From an educational standpoint there's the Abecedarian Project.
Frank Porter Graham Child Development CenterCHAPEL HILL, NC - For every dollar spent on high-quality early education programs, taxpayers can expect four dollars in benefits, according to a new analysis of data from a long-running research project at the FPG Child Development Institute (FPG) at the University of North Carolina at Chapel Hill.
"These programs not only lead to greater academic success, they boost lifetime earnings for participants and their mothers," said Dr. Steven Barnett, co-author of the report and director of the National Institute of Early Education Research at Rutgers University.
Barnett and Dr. Leonard Massey did a benefit-cost analysis of the Abecedarian Early Childhood Intervention Project, which began in the 1970s at FPG.
But hey what do I know . . . I mean it's not like I worked at FPG during med school (wait a minute . . . yes I did). It's not like the clinical coordinators gave a presentation to my fellowship group on the Abecedarian three weeks ago (wait a minute . . . yes they did). It's not like I average 3 full days a month working in elementary schools (wait a minute . . . yes I do). Go figure, former teacher, extensive volunteer activity at schools, extensive professional activity at schools, extensive research in child development . . . hmm . . . I bet George Bush's CV is filled with comparable accomplishments.

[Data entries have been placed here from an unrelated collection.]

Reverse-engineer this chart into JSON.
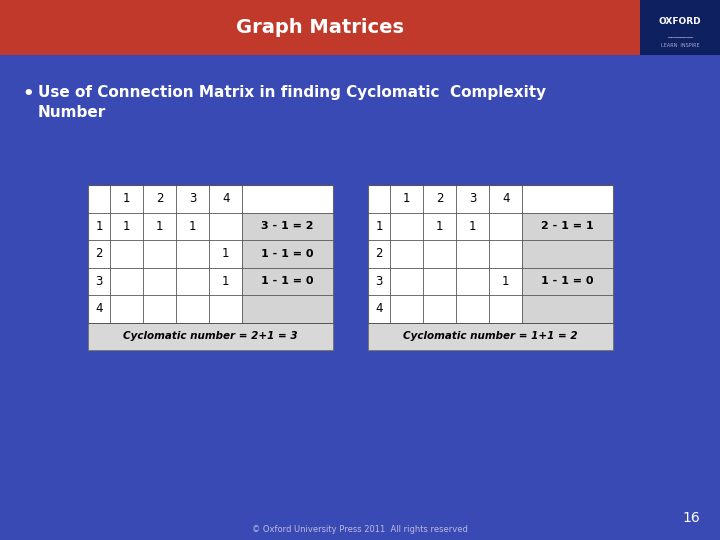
{
  "title": "Graph Matrices",
  "title_color": "#ffffff",
  "title_bg_color": "#c0392b",
  "slide_bg_color": "#3a4ab5",
  "bullet_text_line1": "Use of Connection Matrix in finding Cyclomatic  Complexity",
  "bullet_text_line2": "Number",
  "bullet_color": "#ffffff",
  "page_number": "16",
  "footer_text": "© Oxford University Press 2011  All rights reserved",
  "oxford_box_color": "#0f2060",
  "table1": {
    "col_headers": [
      "1",
      "2",
      "3",
      "4"
    ],
    "row_headers": [
      "1",
      "2",
      "3",
      "4"
    ],
    "cells": [
      [
        "1",
        "1",
        "1",
        ""
      ],
      [
        "",
        "",
        "",
        "1"
      ],
      [
        "",
        "",
        "",
        "1"
      ],
      [
        "",
        "",
        "",
        ""
      ]
    ],
    "row_results": [
      "3 - 1 = 2",
      "1 - 1 = 0",
      "1 - 1 = 0",
      ""
    ],
    "footer": "Cyclomatic number = 2+1 = 3"
  },
  "table2": {
    "col_headers": [
      "1",
      "2",
      "3",
      "4"
    ],
    "row_headers": [
      "1",
      "2",
      "3",
      "4"
    ],
    "cells": [
      [
        "",
        "1",
        "1",
        ""
      ],
      [
        "",
        "",
        "",
        ""
      ],
      [
        "",
        "",
        "",
        "1"
      ],
      [
        "",
        "",
        "",
        ""
      ]
    ],
    "row_results": [
      "2 - 1 = 1",
      "",
      "1 - 1 = 0",
      ""
    ],
    "footer": "Cyclomatic number = 1+1 = 2"
  }
}
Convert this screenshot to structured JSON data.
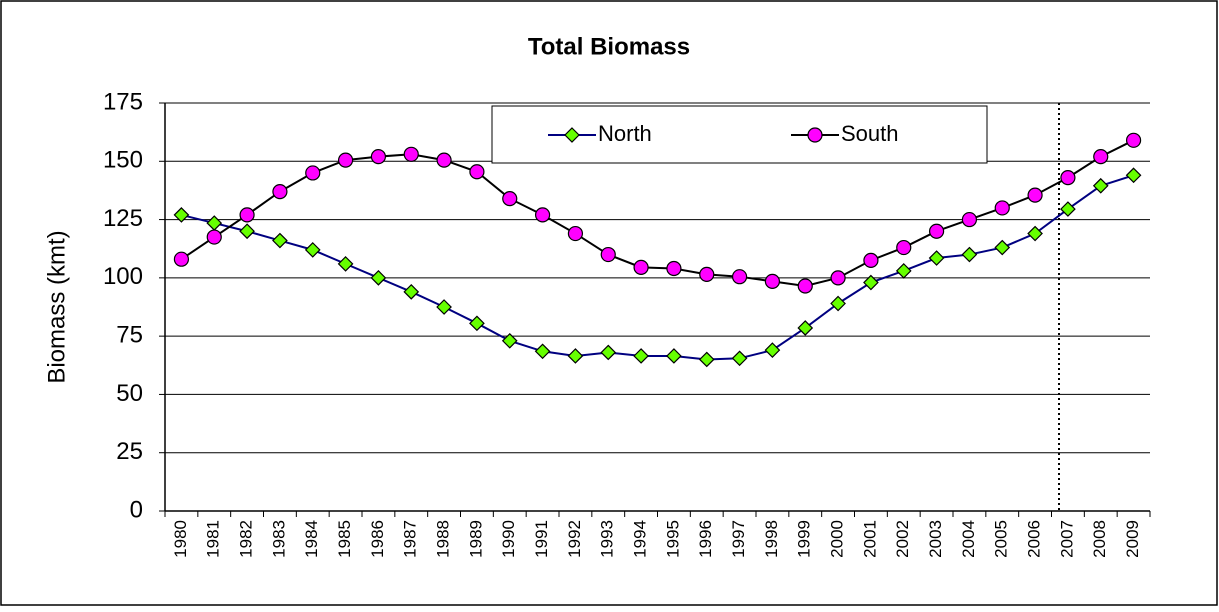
{
  "chart_data": {
    "type": "line",
    "title": "Total Biomass",
    "y_label": "Biomass (kmt)",
    "categories": [
      "1980",
      "1981",
      "1982",
      "1983",
      "1984",
      "1985",
      "1986",
      "1987",
      "1988",
      "1989",
      "1990",
      "1991",
      "1992",
      "1993",
      "1994",
      "1995",
      "1996",
      "1997",
      "1998",
      "1999",
      "2000",
      "2001",
      "2002",
      "2003",
      "2004",
      "2005",
      "2006",
      "2007",
      "2008",
      "2009"
    ],
    "series": [
      {
        "name": "North",
        "color": "#000080",
        "marker": "diamond",
        "marker_color": "#66ff00",
        "values": [
          127,
          123.5,
          120,
          116,
          112,
          106,
          100,
          94,
          87.5,
          80.5,
          73,
          68.5,
          66.5,
          68,
          66.5,
          66.5,
          65,
          65.5,
          69,
          78.5,
          89,
          98,
          103,
          108.5,
          110,
          113,
          119,
          129.5,
          139.5,
          144
        ]
      },
      {
        "name": "South",
        "color": "#000000",
        "marker": "circle",
        "marker_color": "#ff00ff",
        "values": [
          108,
          117.5,
          127,
          137,
          145,
          150.5,
          152,
          153,
          150.5,
          145.5,
          134,
          127,
          119,
          110,
          104.5,
          104,
          101.5,
          100.5,
          98.5,
          96.5,
          100,
          107.5,
          113,
          120,
          125,
          130,
          135.5,
          143,
          152,
          159
        ]
      }
    ],
    "ylim": [
      0,
      175
    ],
    "yticks": [
      0,
      25,
      50,
      75,
      100,
      125,
      150,
      175
    ],
    "grid": true
  }
}
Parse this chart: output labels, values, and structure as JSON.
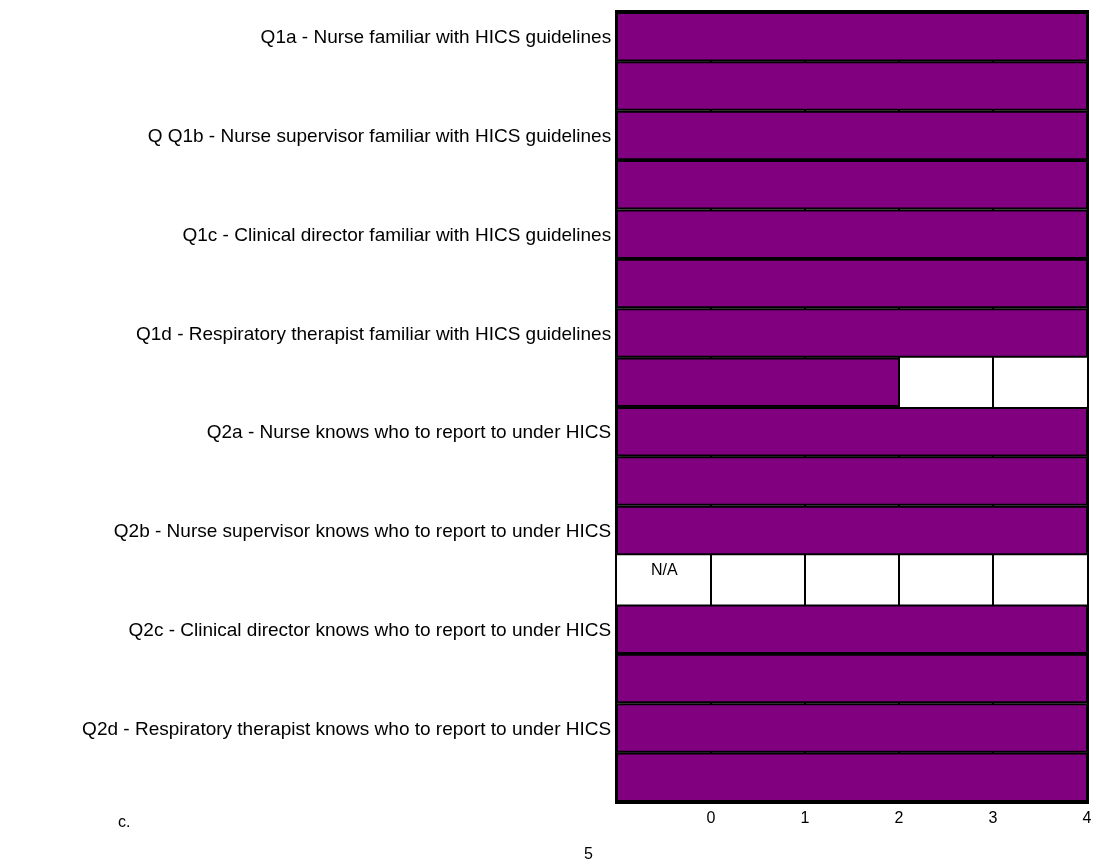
{
  "chart_data": {
    "type": "bar",
    "orientation": "horizontal",
    "categories": [
      "Q1a - Nurse familiar with HICS guidelines",
      null,
      "Q Q1b - Nurse supervisor familiar with HICS guidelines",
      null,
      "Q1c - Clinical director familiar with HICS guidelines",
      null,
      "Q1d - Respiratory therapist familiar with HICS guidelines",
      null,
      "Q2a - Nurse knows who to report to under HICS",
      null,
      "Q2b - Nurse supervisor knows who to report to under HICS",
      null,
      "Q2c - Clinical director knows who to report to under HICS",
      null,
      "Q2d - Respiratory therapist knows who to report to under HICS",
      null
    ],
    "values": [
      5,
      5,
      5,
      5,
      5,
      5,
      5,
      3,
      5,
      5,
      5,
      null,
      5,
      5,
      5,
      5
    ],
    "base": [
      -1,
      -1,
      -1,
      -1,
      -1,
      -1,
      -1,
      -1,
      -1,
      -1,
      -1,
      null,
      -1,
      -1,
      -1,
      -1
    ],
    "color": "#800080",
    "xlim": [
      -1,
      4
    ],
    "xticks": [
      0,
      1,
      2,
      3,
      4
    ],
    "grid": "x",
    "annotations": [
      "N/A",
      "c.",
      "5"
    ]
  }
}
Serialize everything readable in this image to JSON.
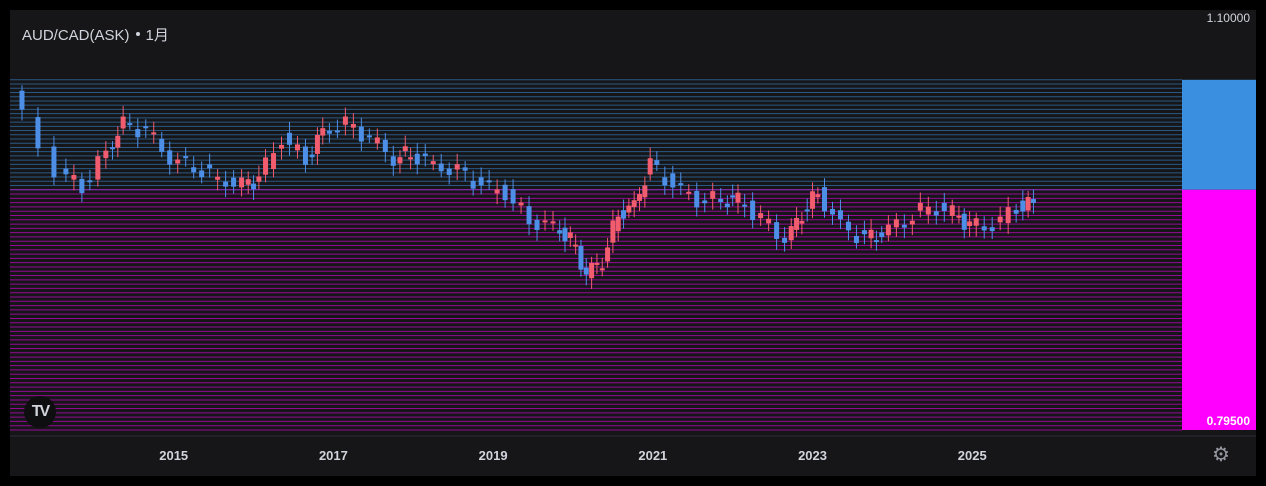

Your zipping in and out of their lives isn't "in the trenches", and yes I'll compare "time spent" with you or anyone else my age or younger. I'm surprised that you are still an advocate for the continuation of programs that have a long history of failure. Even the ones that claim success have no quantifiable way to measure what they are calling success. Kids sit through those boring ass lectures and then give all the right answers when asked the canned questions. Yawn. How about posting some quantifiable results of some of those programs you mentioned. Quite honestly your offer of CV comparison leads me to believe that that's exactly why you did what you claim to have done. Pad that CV to get into the "right" program.